Meredith bites her lip, tears streaming down her cheeks now. “Maybe,” she says. She shrugs. “I guess now I’ll never know.”
“Oh, Meredith,” I say, torn between frustration and sorrow. “You don’t mean that.”
“Don’t tell me what I mean. It should have been my choice.” She pushes open her front door. “I know you meant well, both of you.” She doesn’t look at me as she speaks. “But it wasn’t for you to decide.” The door latching behind her is very quiet, and very final.
I’m not sure how we got to this place, where a girl’s only value is in what kind of marriage she has, how capable she is of keeping a man happy. Maybe Bishop is right and it depends on the couple. Stephanie and Jacob appear to love each other. But there’s something fundamentally wrong in a system where a girl like Meredith would even consider staying with a boy like Dylan if she has the chance to be free of him. Meredith doesn’t know her own worth, and in this world we’re living in, she never will. My father might not have held my hand or expressed his love openly, but he taught Callie and me that we had inherent value, that we were fully formed human beings without a boy by our side. For that, I will be forever grateful.
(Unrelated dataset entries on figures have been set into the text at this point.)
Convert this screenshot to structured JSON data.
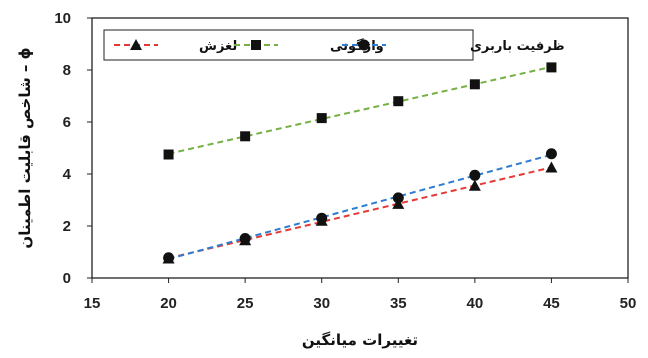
{
  "chart_data": {
    "type": "line",
    "x": [
      20,
      25,
      30,
      35,
      40,
      45
    ],
    "xlim": [
      15,
      50
    ],
    "ylim": [
      0,
      10
    ],
    "x_ticks": [
      15,
      20,
      25,
      30,
      35,
      40,
      45,
      50
    ],
    "y_ticks": [
      0,
      2,
      4,
      6,
      8,
      10
    ],
    "xlabel": "تغییرات میانگین",
    "ylabel": "ϕ – شاخص قابلیت اطمینان",
    "legend_position": "top-left",
    "grid": false,
    "series": [
      {
        "name": "لغزش",
        "values": [
          0.75,
          1.45,
          2.2,
          2.85,
          3.55,
          4.25
        ],
        "color": "#e53935",
        "marker": "triangle"
      },
      {
        "name": "واژگونی",
        "values": [
          4.75,
          5.45,
          6.15,
          6.8,
          7.45,
          8.1
        ],
        "color": "#76b043",
        "marker": "square"
      },
      {
        "name": "ظرفیت باربری",
        "values": [
          0.78,
          1.52,
          2.3,
          3.08,
          3.95,
          4.78
        ],
        "color": "#2e7dd1",
        "marker": "circle"
      }
    ]
  }
}
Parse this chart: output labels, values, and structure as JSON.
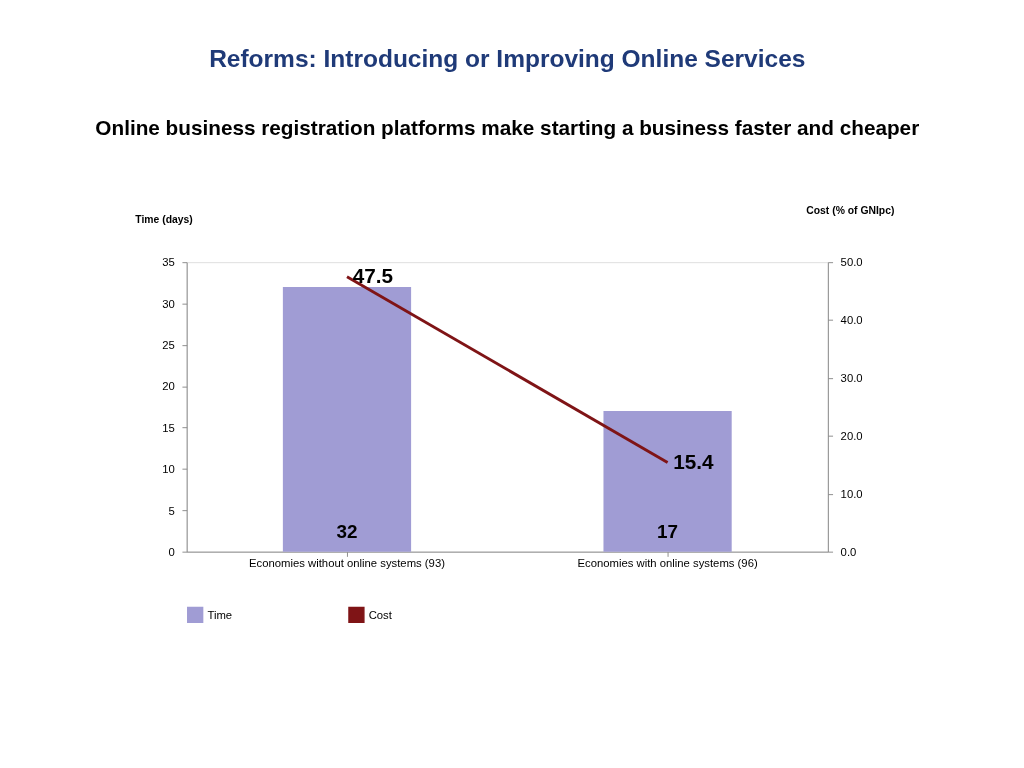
{
  "chart_data": {
    "type": "bar",
    "title": "Reforms: Introducing or Improving Online Services",
    "subtitle": "Online business registration platforms make starting a business faster and cheaper",
    "ylabel": "Time (days)",
    "y2label": "Cost (% of GNIpc)",
    "categories": [
      "Economies without online systems (93)",
      "Economies with online systems (96)"
    ],
    "series": [
      {
        "name": "Time",
        "color": "#a09cd4",
        "values": [
          32,
          17
        ]
      },
      {
        "name": "Cost",
        "type": "line",
        "axis": "y2",
        "color": "#7f1416",
        "values": [
          47.5,
          15.4
        ]
      }
    ],
    "ylim": [
      0,
      35
    ],
    "yticks": [
      0,
      5,
      10,
      15,
      20,
      25,
      30,
      35
    ],
    "y2lim": [
      0,
      50
    ],
    "y2ticks": [
      {
        "value": 0,
        "label": "0.0"
      },
      {
        "value": 10,
        "label": "10.0"
      },
      {
        "value": 20,
        "label": "20.0"
      },
      {
        "value": 30,
        "label": "30.0"
      },
      {
        "value": 40,
        "label": "40.0"
      },
      {
        "value": 50,
        "label": "50.0"
      }
    ],
    "data_labels": true,
    "grid": false,
    "legend": "bottom",
    "marker": "none",
    "line_style": "solid"
  }
}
I return to the house and try to read on the screened porch, but the stifling heat and my own restlessness conspire against me. Bishop is still not home when I fall into bed at close to midnight, and I hope he isn’t punishing himself for what happened earlier. Perhaps Meredith is right and it wasn’t Bishop’s decision, but I’m not sorry he made it. And I don’t want him to be sorry, either. My only regret is that I didn’t think of it first.